Les observations réalisées tout au long de cette période nous ont aidés à adapter notre méthodologie et à réfléchir aux dispositifs à mettre en place. Lors des accompagnements individuels des élus et de leurs équipes, nous avons constaté que plusieurs communes aux profils sociodémographiques différents travaillaient sur les mêmes thématiques ou étaient confrontées aux mêmes problématiques. C’est ce qui nous a convaincus d’enrichir l’accompagnement individuel d’un accompagnement collectif et de leur proposer des rencontres pour échanger, partager des informations sur les sujets prioritaires pour chacune. Ces rencontres constituent aussi un gain de temps en mutualisant les connaissances et les apprentissages. Ces rencontres interéchevins se tiennent désormais tous les trois mois, chaque fois dans une commune différente. « Ce qui est intéressant dans les réunions interéchevins de la santé, c’est qu’on découvre ce qui est réalisé dans les autres communes bruxelloises, parce que, souvent, on est quand même confrontés aux mêmes problématiques » (un élu). « On reçoit des informations sur différentes associations, différents sujets, qui peuvent nous nourrir. Ça a permis de mettre à l’agenda de toutes les communes bruxelloises le principe de santé dans toutes les politiques » (une élue). « Lors des rencontres, des contacts se créent et c’est une plus-value énorme par rapport à la multitude d’informations qu’on reçoit par e-mail, sur les réseaux sociaux.

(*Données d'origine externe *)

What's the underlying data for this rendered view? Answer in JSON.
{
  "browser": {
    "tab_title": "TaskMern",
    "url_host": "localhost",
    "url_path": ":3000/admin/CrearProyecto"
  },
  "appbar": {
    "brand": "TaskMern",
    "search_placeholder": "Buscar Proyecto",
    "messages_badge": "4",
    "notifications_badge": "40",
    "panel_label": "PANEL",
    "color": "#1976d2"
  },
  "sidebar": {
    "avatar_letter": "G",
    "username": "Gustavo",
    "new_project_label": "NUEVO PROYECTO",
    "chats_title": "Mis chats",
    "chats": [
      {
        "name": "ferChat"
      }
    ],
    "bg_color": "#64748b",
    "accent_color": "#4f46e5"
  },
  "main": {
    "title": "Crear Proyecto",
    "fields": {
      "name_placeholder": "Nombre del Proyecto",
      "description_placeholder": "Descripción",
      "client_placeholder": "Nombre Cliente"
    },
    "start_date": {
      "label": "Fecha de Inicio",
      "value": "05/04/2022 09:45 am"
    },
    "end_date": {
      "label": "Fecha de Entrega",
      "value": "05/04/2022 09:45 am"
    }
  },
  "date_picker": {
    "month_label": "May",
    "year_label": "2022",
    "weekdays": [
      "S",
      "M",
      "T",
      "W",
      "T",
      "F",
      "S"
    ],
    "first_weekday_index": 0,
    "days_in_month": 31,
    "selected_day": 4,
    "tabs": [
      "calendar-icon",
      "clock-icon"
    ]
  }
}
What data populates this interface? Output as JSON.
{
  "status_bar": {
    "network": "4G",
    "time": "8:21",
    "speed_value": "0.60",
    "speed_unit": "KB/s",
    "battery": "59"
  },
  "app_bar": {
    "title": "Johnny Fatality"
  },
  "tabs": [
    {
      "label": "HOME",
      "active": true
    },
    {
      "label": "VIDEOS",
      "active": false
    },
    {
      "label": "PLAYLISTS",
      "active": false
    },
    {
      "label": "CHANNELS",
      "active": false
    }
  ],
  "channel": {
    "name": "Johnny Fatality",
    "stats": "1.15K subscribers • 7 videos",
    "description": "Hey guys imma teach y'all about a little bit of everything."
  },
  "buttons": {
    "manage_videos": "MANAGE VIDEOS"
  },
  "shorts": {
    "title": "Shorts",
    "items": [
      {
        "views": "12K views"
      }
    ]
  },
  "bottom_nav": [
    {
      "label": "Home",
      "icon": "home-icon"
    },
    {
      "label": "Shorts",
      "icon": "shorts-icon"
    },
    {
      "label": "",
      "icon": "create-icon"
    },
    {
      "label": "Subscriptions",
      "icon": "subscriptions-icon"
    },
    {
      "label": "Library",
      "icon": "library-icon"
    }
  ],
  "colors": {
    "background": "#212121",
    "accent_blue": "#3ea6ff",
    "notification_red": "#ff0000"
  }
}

Sans ça, on ne sait pas toujours par où commencer pour mettre en place des actions au niveau de la commune » (une élue). « D’autres échevins avaient d’autres idées, d’autres approches, et c’était très intéressant » (un élu). « Ce que ça nous a apporté, c’est un éclairage, une reformulation des actions que l’on faisait déjà sur le terrain et un échange. Écouter ce que mes collègues d’autres communes ont fait. Pour moi c’est hyper important de partager les visions des uns et des autres » (une élue).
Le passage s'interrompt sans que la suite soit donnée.